Comfort food is a fabulous term. It is broad enough to let each of us define what it is according to our personal tastes and experiences, while at the same time graphic enough to depict the cause as well as the result, i.e., a desire of comfortness.
It’s the choice where you keep returning to even if you have the luxury to consume the most exquisite and exotic cuisines of the world. It’s one of those nights when you just don’t want to dress up for fancy restaurants and pretentious table manners after a long hard week of work and traveling. It’s not only the food itself, but also the state of mind that you have attached to the pursuit and consumption of such. It’s a beautiful and satisfying craving, along with soothing emotional thoughts.
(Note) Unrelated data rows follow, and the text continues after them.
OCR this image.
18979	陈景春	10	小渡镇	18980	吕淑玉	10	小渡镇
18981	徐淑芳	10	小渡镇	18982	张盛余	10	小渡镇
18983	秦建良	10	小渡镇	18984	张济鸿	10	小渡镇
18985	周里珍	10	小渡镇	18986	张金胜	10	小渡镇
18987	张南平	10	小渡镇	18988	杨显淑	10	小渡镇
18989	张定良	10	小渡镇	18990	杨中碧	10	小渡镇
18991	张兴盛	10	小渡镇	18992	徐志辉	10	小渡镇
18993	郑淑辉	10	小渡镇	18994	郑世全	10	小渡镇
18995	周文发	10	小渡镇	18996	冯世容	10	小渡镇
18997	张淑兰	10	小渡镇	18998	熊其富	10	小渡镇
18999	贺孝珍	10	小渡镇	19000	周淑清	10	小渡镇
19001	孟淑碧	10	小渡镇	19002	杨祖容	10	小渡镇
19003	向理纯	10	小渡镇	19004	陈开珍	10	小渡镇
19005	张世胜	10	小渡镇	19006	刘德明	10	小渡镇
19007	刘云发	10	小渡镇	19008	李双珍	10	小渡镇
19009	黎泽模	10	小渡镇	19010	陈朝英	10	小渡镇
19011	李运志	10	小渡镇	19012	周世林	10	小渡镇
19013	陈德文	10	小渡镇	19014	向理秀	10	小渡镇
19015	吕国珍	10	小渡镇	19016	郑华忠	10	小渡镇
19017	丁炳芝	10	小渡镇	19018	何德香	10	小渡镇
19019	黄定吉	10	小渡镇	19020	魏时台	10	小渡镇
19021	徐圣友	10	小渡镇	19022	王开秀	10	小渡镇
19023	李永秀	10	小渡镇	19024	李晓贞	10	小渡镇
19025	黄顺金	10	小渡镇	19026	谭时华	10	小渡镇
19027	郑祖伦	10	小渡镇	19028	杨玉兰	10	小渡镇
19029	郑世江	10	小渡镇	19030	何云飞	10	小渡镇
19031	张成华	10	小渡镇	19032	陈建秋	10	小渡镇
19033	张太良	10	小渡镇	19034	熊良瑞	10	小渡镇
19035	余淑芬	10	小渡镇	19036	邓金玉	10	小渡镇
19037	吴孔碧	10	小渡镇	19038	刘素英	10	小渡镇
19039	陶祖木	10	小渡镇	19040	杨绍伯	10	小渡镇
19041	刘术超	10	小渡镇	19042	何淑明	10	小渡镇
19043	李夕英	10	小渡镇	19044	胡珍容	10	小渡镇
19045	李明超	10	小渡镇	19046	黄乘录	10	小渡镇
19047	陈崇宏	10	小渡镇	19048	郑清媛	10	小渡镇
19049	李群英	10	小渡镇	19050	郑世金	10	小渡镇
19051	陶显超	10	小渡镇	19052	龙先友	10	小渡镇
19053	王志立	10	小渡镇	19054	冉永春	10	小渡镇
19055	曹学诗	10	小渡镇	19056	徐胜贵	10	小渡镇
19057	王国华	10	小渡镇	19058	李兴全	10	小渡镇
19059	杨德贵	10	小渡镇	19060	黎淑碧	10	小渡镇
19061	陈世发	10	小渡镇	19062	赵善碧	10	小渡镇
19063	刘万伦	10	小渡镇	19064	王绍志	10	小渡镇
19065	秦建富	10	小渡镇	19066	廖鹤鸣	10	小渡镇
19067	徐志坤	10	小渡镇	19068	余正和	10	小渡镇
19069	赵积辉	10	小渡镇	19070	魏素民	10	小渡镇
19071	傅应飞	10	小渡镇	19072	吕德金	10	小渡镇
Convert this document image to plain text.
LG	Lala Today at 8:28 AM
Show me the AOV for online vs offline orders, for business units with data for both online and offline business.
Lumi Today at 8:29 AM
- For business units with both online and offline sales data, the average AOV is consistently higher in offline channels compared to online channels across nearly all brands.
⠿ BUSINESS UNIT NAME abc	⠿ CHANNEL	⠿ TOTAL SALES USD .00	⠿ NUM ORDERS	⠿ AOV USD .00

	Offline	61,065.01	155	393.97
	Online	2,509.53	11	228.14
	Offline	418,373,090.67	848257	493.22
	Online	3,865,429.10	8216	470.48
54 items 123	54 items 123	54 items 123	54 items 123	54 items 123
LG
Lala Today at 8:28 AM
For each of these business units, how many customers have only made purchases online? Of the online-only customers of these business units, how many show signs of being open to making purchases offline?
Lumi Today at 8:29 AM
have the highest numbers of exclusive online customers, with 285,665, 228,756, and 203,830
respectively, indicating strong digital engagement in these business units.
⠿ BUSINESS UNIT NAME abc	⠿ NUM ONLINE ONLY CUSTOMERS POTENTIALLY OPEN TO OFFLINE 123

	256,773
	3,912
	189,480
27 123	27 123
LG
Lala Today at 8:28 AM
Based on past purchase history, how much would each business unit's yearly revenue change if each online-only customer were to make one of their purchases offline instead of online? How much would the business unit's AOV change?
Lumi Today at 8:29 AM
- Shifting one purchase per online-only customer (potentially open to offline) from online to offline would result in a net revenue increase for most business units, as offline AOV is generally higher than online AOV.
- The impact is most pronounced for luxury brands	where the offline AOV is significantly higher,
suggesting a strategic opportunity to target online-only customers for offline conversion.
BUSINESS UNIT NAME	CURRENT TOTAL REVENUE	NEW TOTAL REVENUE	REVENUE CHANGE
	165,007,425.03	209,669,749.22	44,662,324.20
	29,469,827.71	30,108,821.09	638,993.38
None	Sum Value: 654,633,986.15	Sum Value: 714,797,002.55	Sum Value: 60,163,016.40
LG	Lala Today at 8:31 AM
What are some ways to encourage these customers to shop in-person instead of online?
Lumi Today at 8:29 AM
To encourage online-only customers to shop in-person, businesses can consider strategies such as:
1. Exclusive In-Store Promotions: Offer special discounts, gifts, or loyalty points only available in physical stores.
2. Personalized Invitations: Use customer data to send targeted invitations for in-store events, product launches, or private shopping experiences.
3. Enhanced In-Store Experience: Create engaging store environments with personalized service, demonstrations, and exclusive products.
It’s highly individualized, though one can generally find some consensus choices in each culture. Evidently, a lot of these choices involve sugar, candies, desserts, foods that are deep-fried and filling, or generally anything with strong salt and flavoring that tickles our taste buds. And why is that? It’s the kind of food which we craved for when we were young, often prohibited by our parents, and at the time when healthy eating wasn’t the tiniest bit of our concerns.
Eating is one of our most primary sensory forms aside from the obvious need to stay alive. Aside from the taste and texture of what we put into our mouths, the state of mind around us at the time is a compelling memory. The steamy soothing bowl of noodles at 4am in my dormitory room has created a lasting impression on – you know what – instant noodles. I remember my days abroad in a cold lonely night with my books and the tiniest black and white TV, and an empty stomach resulted from unheard of supper times of 5pm. That remains to be my comfort food until today. It’s actually my “friend” then. It’s where I was, what I was doing, and how I was feeling at the time of consumption that makes it my personal choice.
Comfort food is like music. You love certain oldies because it reminds you of whom you were loving and accompanying at the time. The scene immediately pops into your head. You feel the heartache, the tears, the joy, and the simpler times. We love our mothers’ cooking because it’s familiar, it’s warm, and its unconditional love even though we know it may not be the most delicious or sophisticated cooking we have tried. Regardless, we still engulf our moms’ cooking, with tiny tears in our eyes and like there is no tomorrow, because it comforts us.
That’s the reason why despite the tens of thousands of exotic and sophisticated eateries in the city, there are still smaller players that continue to provide simpler and fulfilling comfort foods to those in need. Selling comfort food is like selling warmth and memories. If there is a place where I can visit and recapture my youthful experiences and dreams, they have secured my wallet.
For now, that place is called home. My Mom’s home.